News organization The Wrap has praised new documentary Eating Animals, saying that ‘it may be the most important documentary that screened this year at the Telluride Film Festival’.
The article, written by Sasha Stone, gives the documentary an overall positive review, acclaiming it for not being a ‘preachy, militant vegan’ film.
The documentary was produced and narrated by outspoken vegan actor Natalie Portman, and was based on Jonathan Safran Foer’s memoir, Eating Animals.
Ignorance
Despite it being an important film, the writer believes it would be difficult to get Americans to watch it.
She argues that people don’t want to know where their food comes from, blocking out the details of the slaughtering process.
Stone goes on to attribute the death of billions of animals to humans’ ignorance: “As a result, billions of animals take that bottom rung because we’re all so busy just trying to get through our own lives.”
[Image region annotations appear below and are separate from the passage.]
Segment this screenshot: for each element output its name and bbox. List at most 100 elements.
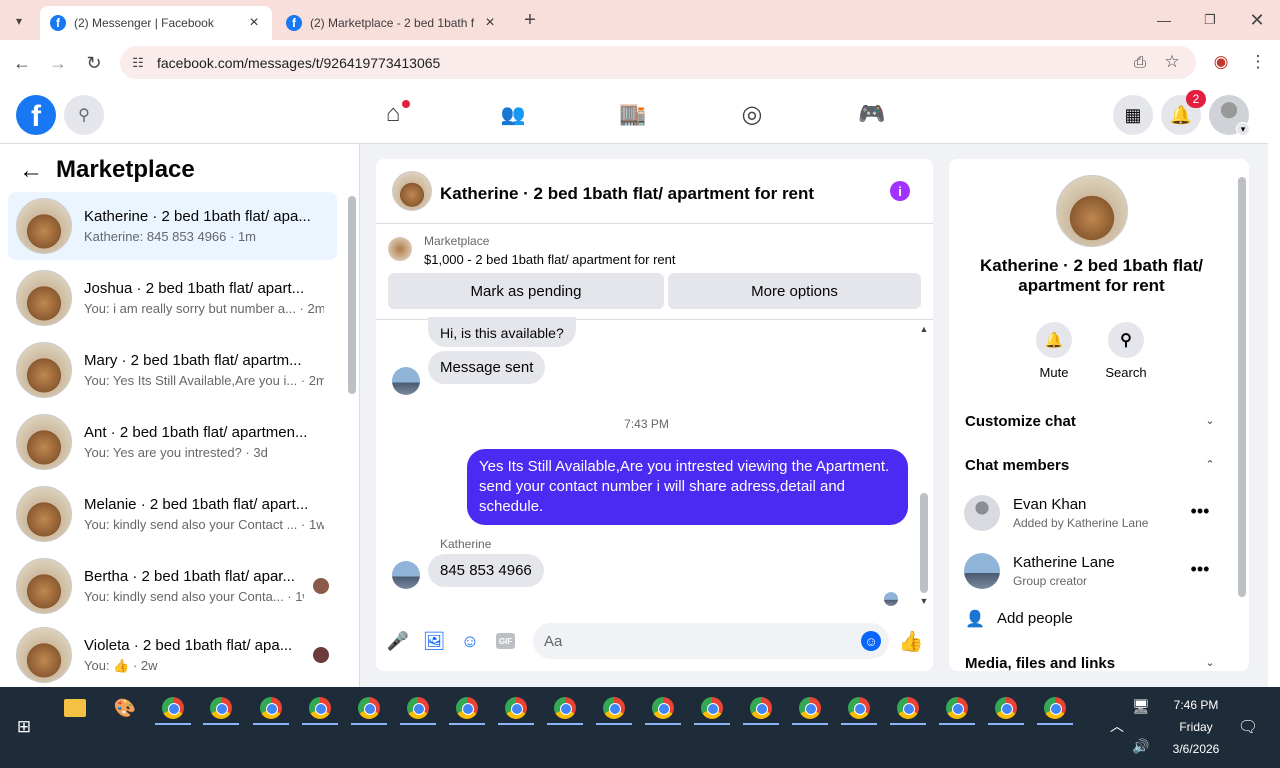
marketplace-icon[interactable]: 🏬 xyxy=(616,97,650,131)
chrome-window-icon[interactable] xyxy=(848,697,870,719)
chrome-window-icon[interactable] xyxy=(309,697,331,719)
tab-search-dropdown-icon[interactable]: ▾ xyxy=(8,10,30,32)
customize-chat-label[interactable]: Customize chat xyxy=(965,413,1076,430)
conversation-item[interactable]: Bertha · 2 bed 1bath flat/ apar... You: k… xyxy=(8,552,337,620)
scroll-up-icon[interactable]: ▲ xyxy=(918,323,930,335)
windows-start-icon[interactable]: ⊞ xyxy=(14,717,34,737)
message-input[interactable] xyxy=(533,623,889,659)
tab-marketplace[interactable]: f (2) Marketplace - 2 bed 1bath f × xyxy=(276,6,508,40)
member-options-icon[interactable]: ••• xyxy=(1189,559,1211,579)
reload-icon[interactable]: ↻ xyxy=(82,52,106,74)
clock-date[interactable]: 3/6/2026 xyxy=(1160,742,1232,756)
conversation-item[interactable]: Violeta · 2 bed 1bath flat/ apa... You: 👍… xyxy=(8,624,337,686)
mark-pending-button[interactable]: Mark as pending xyxy=(388,273,664,309)
member-avatar[interactable] xyxy=(964,495,1000,531)
forward-icon[interactable]: → xyxy=(46,52,70,74)
chrome-window-icon[interactable] xyxy=(554,697,576,719)
url-text[interactable]: facebook.com/messages/t/926419773413065 xyxy=(157,55,440,71)
account-chevron-icon[interactable]: ▾ xyxy=(1236,122,1250,136)
member-name[interactable]: Evan Khan xyxy=(1013,496,1086,513)
more-options-button[interactable]: More options xyxy=(668,273,921,309)
chrome-window-icon[interactable] xyxy=(505,697,527,719)
groups-icon[interactable]: ◎ xyxy=(735,97,769,131)
chrome-window-icon[interactable] xyxy=(750,697,772,719)
chat-members-label[interactable]: Chat members xyxy=(965,457,1069,474)
chrome-window-icon[interactable] xyxy=(358,697,380,719)
chevron-down-icon[interactable]: ⌄ xyxy=(1203,655,1217,669)
bookmark-star-icon[interactable]: ☆ xyxy=(1162,52,1182,72)
chrome-window-icon[interactable] xyxy=(456,697,478,719)
mute-label[interactable]: Mute xyxy=(1030,365,1078,380)
chrome-window-icon[interactable] xyxy=(652,697,674,719)
chat-title[interactable]: Katherine · 2 bed 1bath flat/ apartment … xyxy=(440,184,814,204)
member-avatar[interactable] xyxy=(964,553,1000,589)
page-scrollbar[interactable] xyxy=(1268,86,1280,687)
chrome-menu-icon[interactable]: ⋮ xyxy=(1248,52,1268,72)
gaming-icon[interactable]: 🎮 xyxy=(855,97,889,131)
chrome-window-icon[interactable] xyxy=(1044,697,1066,719)
photo-icon[interactable]: 🖼 xyxy=(423,630,446,652)
chrome-window-icon[interactable] xyxy=(407,697,429,719)
search-icon[interactable]: ⚲ xyxy=(64,95,104,135)
network-icon[interactable]: 🖥 xyxy=(1132,697,1150,715)
facebook-logo[interactable]: f xyxy=(16,95,56,135)
new-tab-icon[interactable]: + xyxy=(518,8,542,32)
menu-grid-icon[interactable]: ▦ xyxy=(1113,95,1153,135)
mute-bell-icon[interactable]: 🔔 xyxy=(1036,322,1072,358)
emoji-icon[interactable]: ☺ xyxy=(861,631,881,651)
sticker-icon[interactable]: ☺ xyxy=(459,630,481,652)
media-files-label[interactable]: Media, files and links xyxy=(965,655,1115,671)
chrome-window-icon[interactable] xyxy=(603,697,625,719)
gif-icon[interactable]: GIF xyxy=(496,633,515,649)
search-label[interactable]: Search xyxy=(1102,365,1150,380)
add-people-label[interactable]: Add people xyxy=(997,610,1073,627)
tab-messenger[interactable]: f (2) Messenger | Facebook × xyxy=(40,6,272,40)
install-app-icon[interactable]: ⎙ xyxy=(1130,52,1150,72)
info-icon[interactable]: i xyxy=(890,181,910,201)
chrome-window-icon[interactable] xyxy=(799,697,821,719)
tray-chevron-icon[interactable]: ︿ xyxy=(1108,717,1126,735)
back-icon[interactable]: ← xyxy=(10,52,34,74)
close-tab-icon[interactable]: × xyxy=(482,14,498,32)
chevron-up-icon[interactable]: ⌃ xyxy=(1203,457,1217,471)
chrome-window-icon[interactable] xyxy=(162,697,184,719)
restore-icon[interactable]: ❐ xyxy=(1198,8,1222,32)
member-options-icon[interactable]: ••• xyxy=(1189,501,1211,521)
conversation-item[interactable]: Mary · 2 bed 1bath flat/ apartm... You: Y… xyxy=(8,336,337,404)
chrome-window-icon[interactable] xyxy=(897,697,919,719)
close-tab-icon[interactable]: × xyxy=(246,14,262,32)
chrome-window-icon[interactable] xyxy=(260,697,282,719)
listing-price-title[interactable]: $1,000 - 2 bed 1bath flat/ apartment for… xyxy=(424,252,676,267)
chat-avatar[interactable] xyxy=(392,171,432,211)
back-arrow-icon[interactable]: ← xyxy=(18,157,44,184)
member-name[interactable]: Katherine Lane xyxy=(1013,554,1115,571)
friends-icon[interactable]: 👥 xyxy=(496,97,530,131)
clock-day[interactable]: Friday xyxy=(1166,720,1226,734)
search-icon[interactable]: ⚲ xyxy=(1108,322,1144,358)
conversation-item[interactable]: Melanie · 2 bed 1bath flat/ apart... You:… xyxy=(8,480,337,548)
conversation-item[interactable]: Joshua · 2 bed 1bath flat/ apart... You: … xyxy=(8,264,337,332)
paint-app-icon[interactable]: 🎨 xyxy=(113,697,137,719)
like-thumb-icon[interactable]: 👍 xyxy=(899,629,924,653)
chat-scrollbar[interactable] xyxy=(920,493,928,593)
conversation-item[interactable]: Ant · 2 bed 1bath flat/ apartmen... You: … xyxy=(8,408,337,476)
clock-time[interactable]: 7:46 PM xyxy=(1166,698,1226,712)
details-scrollbar[interactable] xyxy=(1238,177,1246,597)
chrome-window-icon[interactable] xyxy=(210,697,232,719)
profile-icon[interactable]: ◉ xyxy=(1211,52,1231,72)
add-person-icon[interactable]: 👤 xyxy=(965,609,985,629)
close-window-icon[interactable]: ✕ xyxy=(1245,8,1269,32)
conversation-item[interactable]: Katherine · 2 bed 1bath flat/ apa... Kath… xyxy=(8,192,337,260)
chevron-down-icon[interactable]: ⌄ xyxy=(1203,413,1217,427)
volume-icon[interactable]: 🔊 xyxy=(1132,737,1150,755)
chrome-window-icon[interactable] xyxy=(946,697,968,719)
microphone-icon[interactable]: 🎤 xyxy=(387,630,409,652)
site-info-icon[interactable]: ☷ xyxy=(128,53,148,73)
file-explorer-icon[interactable] xyxy=(64,699,86,717)
sidebar-scrollbar[interactable] xyxy=(348,196,356,394)
chrome-window-icon[interactable] xyxy=(701,697,723,719)
notification-center-icon[interactable]: 🗨 xyxy=(1238,717,1258,737)
minimize-icon[interactable]: — xyxy=(1152,8,1176,32)
chrome-window-icon[interactable] xyxy=(995,697,1017,719)
scroll-down-icon[interactable]: ▼ xyxy=(918,595,930,607)
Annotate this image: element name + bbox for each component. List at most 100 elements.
Journalist Stone highlights that the documentary gives ‘an affectionate and thoughtful examination of traditions that helped build [America] in the early days: actual farms with actual farmers raising livestock naturally’.
‘Essential’
The film makes a case that the animal agriculture industries are the villain, explains Stone. But the feature film also encourages incremental changes that meat-eaters can accept.
The Wrap writer pens that Eating Animals is ‘essential’, in that it paints a ‘realistically imaginable future’.
“If we want to eat meat, watching ‘Eating Animals’ to understand its full cost is the least we can do.”